Jornal do Brasil

Quinta-feira, 20 de Novembro de 2014

Marcus Ianoni

O desenvolvimento da cidadania

Marcus Ianoni*

Uma das transformações que o processo de modernização pode realizar nas sociedades nacionais é a produção da cidadania, ou seja, a universalização de direitos, de modo que o que antes fora privilégio de minorias torna-se norma jurídica protetora de toda a coletividade. A cidadania é uma condição que os indivíduos alcançam quando passam a ser tratados pelo Poder Público e pela comunidade em que estão inseridos não mais como simples objetos de interesses de outros, mas como cidadãos dotados de prerrogativas socialmente reconhecidas, que lhes garantem certas proteções contra abusos dos governantes e de outras pessoas. No caso da cidadania social, defende-os das injustiças do mercado. 

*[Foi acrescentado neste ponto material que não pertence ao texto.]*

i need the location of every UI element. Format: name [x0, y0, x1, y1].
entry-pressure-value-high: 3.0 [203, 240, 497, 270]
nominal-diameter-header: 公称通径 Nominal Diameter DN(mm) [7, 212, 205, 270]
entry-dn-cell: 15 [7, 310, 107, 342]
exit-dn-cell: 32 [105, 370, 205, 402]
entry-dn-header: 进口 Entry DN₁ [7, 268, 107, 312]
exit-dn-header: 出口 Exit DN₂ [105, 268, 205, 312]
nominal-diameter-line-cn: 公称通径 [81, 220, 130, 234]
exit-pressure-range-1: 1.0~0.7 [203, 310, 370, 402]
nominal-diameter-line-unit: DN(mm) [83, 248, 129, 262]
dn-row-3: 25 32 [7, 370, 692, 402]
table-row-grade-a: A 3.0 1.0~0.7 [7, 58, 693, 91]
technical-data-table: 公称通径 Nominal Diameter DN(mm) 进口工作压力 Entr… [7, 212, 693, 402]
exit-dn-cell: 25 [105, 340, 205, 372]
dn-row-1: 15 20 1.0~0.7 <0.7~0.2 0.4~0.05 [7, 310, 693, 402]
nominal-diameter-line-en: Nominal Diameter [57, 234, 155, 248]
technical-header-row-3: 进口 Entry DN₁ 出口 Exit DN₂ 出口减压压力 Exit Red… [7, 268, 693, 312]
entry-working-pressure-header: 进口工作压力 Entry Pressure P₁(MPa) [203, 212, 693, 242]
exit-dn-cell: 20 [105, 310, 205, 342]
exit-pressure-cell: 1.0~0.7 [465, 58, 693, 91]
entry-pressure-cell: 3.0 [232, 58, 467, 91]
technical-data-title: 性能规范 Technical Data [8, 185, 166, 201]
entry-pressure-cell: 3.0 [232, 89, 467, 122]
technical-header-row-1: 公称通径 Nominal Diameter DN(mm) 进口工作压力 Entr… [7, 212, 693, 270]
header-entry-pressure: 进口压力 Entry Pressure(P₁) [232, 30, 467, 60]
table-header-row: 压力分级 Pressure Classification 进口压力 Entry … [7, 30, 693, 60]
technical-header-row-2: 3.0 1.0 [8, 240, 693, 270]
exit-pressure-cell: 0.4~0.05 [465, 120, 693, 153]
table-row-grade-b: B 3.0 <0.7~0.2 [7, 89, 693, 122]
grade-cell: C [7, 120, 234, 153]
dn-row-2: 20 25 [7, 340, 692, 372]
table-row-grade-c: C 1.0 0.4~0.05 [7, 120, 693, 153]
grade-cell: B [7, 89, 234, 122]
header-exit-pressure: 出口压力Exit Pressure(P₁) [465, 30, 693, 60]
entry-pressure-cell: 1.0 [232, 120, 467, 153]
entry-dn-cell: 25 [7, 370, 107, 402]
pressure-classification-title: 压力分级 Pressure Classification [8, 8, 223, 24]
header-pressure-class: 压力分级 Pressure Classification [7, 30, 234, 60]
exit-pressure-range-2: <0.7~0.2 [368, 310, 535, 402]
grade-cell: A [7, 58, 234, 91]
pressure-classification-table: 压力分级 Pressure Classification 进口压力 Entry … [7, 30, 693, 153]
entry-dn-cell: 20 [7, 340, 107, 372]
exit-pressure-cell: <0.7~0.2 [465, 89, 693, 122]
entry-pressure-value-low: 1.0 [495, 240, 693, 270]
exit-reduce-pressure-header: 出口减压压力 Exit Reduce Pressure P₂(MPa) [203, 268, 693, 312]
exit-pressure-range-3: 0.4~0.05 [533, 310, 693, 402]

Na última década, o Brasil avançou na trajetória de geração de direitos de cidadania. Mas, no país, é muito grande o déficit histórico em compatibilizar modernização capitalista e dignidade da condição humana. Assim, pois, os desafios continuam a demandar respostas efetivas para se chegar a um equilíbrio mais civilizado entre a propulsão das relações capitalistas de produção e o desenvolvimento da cidadania.

O cientista social T. H. Marshall, em obra clássica, elucidou o vínculo entre modernização capitalista e cidadania, ao mostrar, para o caso da Europa, que, em linhas gerais, o século 18 trouxe à tona os direitos civis, o 19, os direitos políticos e o 20, os direitos sociais. Pensando em termos de inserção das classes trabalhadoras na sociedade capitalista, esses direitos mais o nível de renda salarial alcançada no mercado de trabalho constituem um padrão de desenvolvimento humano de referência para os assalariados dos países pobres e emergentes. As respostas liberais à atual crise europeia têm ameaçado essas conquistas civilizatórias, especialmente nos países do sul do Velho Continente, mas essa é outra questão.

No Brasil, os recentes avanços da cidadania ocorrem principalmente nas esferas social e política. Na esfera civil também houve avanços, mas as debilidades de funcionamento do sistema jurídico e de algumas outras agências governamentais, como as polícias civil e militar, limitam a efetividade dos direitos a ela correspondentes. Os resultados mais marcantes em termos de sinalização de avanços se manifestaram na política social - valorização do salário mínimo e transferência de renda mediante condicionalidades - e nos direitos de participação, que se expandiram através das políticas de democracia participativa, especialmente as conferências e conselhos nacionais de políticas públicas e direitos.

As eleições gerais deste ano têm uma importância singular. Em 2013, as manifestações de junho colocaram os direitos de cidadania em primeira posição. Desejam-se serviços públicos de melhor qualidade, como os de transporte, saúde, educação e segurança. Deseja-se também o direito à participação. Norberto Bobbio, no século passado, já havia qualificado a história contemporânea como sendo a era dos direitos. Na verdade, após as três gerações de direitos explicitadas por Marshall, delimitaram-se novas. Pois bem, é chegada a hora do Brasil, país emergente, aprofundar a afinação da sintonia entre o desenvolvimento da cidadania e a cidadania do desenvolvimento.

Marcus Ianoni é cientista político, professor do Departamento de Ciência Política da Universidade Federal Fluminense (UFF) e pesquisador das relações entre Política e Economia.